NLTK lemmatization wrong result

I've use NLTK and got wrong result like this:

>>> print lmtzr.lemmatize('coding', 'v')
cod

I consider the answer is "code" instead of a fish. Is there anyway to solve this or other python Lib can do better job?

Solution

One way to fix this is to add the word 'coding' to wordnet._exception_map:

import nltk.stem as stem
import nltk.corpus as corpus
wordnet = corpus.wordnet
wordnet._exception_map['v']['coding'] = ['code']
wnl = stem.WordNetLemmatizer()   

print(wnl.lemmatize('coding', 'v'))
# code

Note that attributes which start with a single underscore are considered private -- i.e. they are not part of the public interface. So modifying wordnet._exception_map as above is not guaranteed to work in future versions of nltk. (The above works with NLTK version 3.0.0. It was found by looking at the source code for WordNetLemmatizer.lemmatize and wordnet._morphy.)

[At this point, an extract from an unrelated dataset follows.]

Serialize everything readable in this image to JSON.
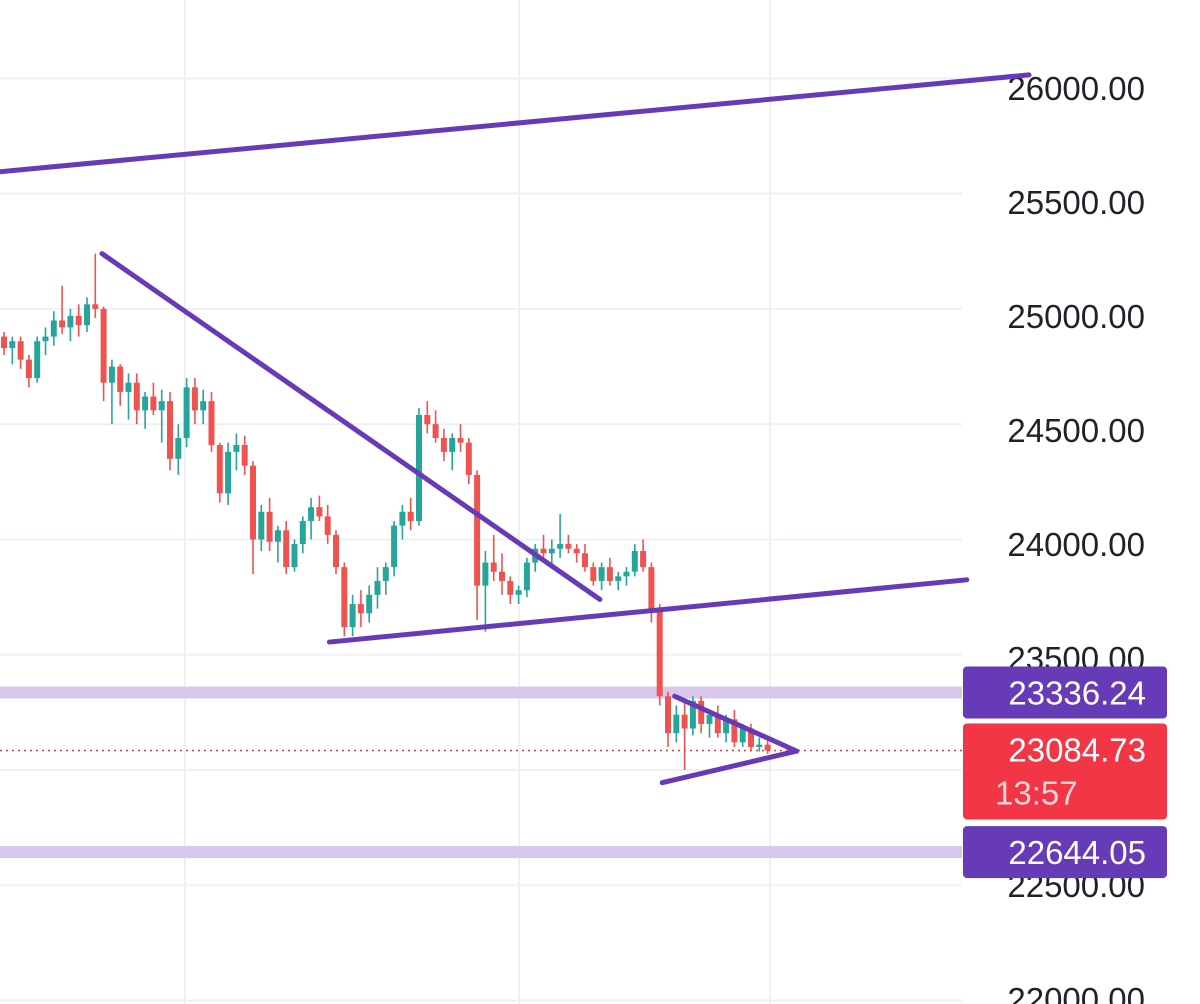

Another way to fix the problem is to modify nltk_data/corpora/wordnet/verb.exc. The contents of the file looks like:

cockneyfied cockneyfy
codded cod
codding cod
codified codify
cogged cog
cogging cog

if you add

coding code

then this exception is added to wordnet._exception_map automatically for you.

The third option, less hacky then the previous two, is to convince the developers of Wordnet to add coding code to nltk_data/copora/wordnet/verb.exc.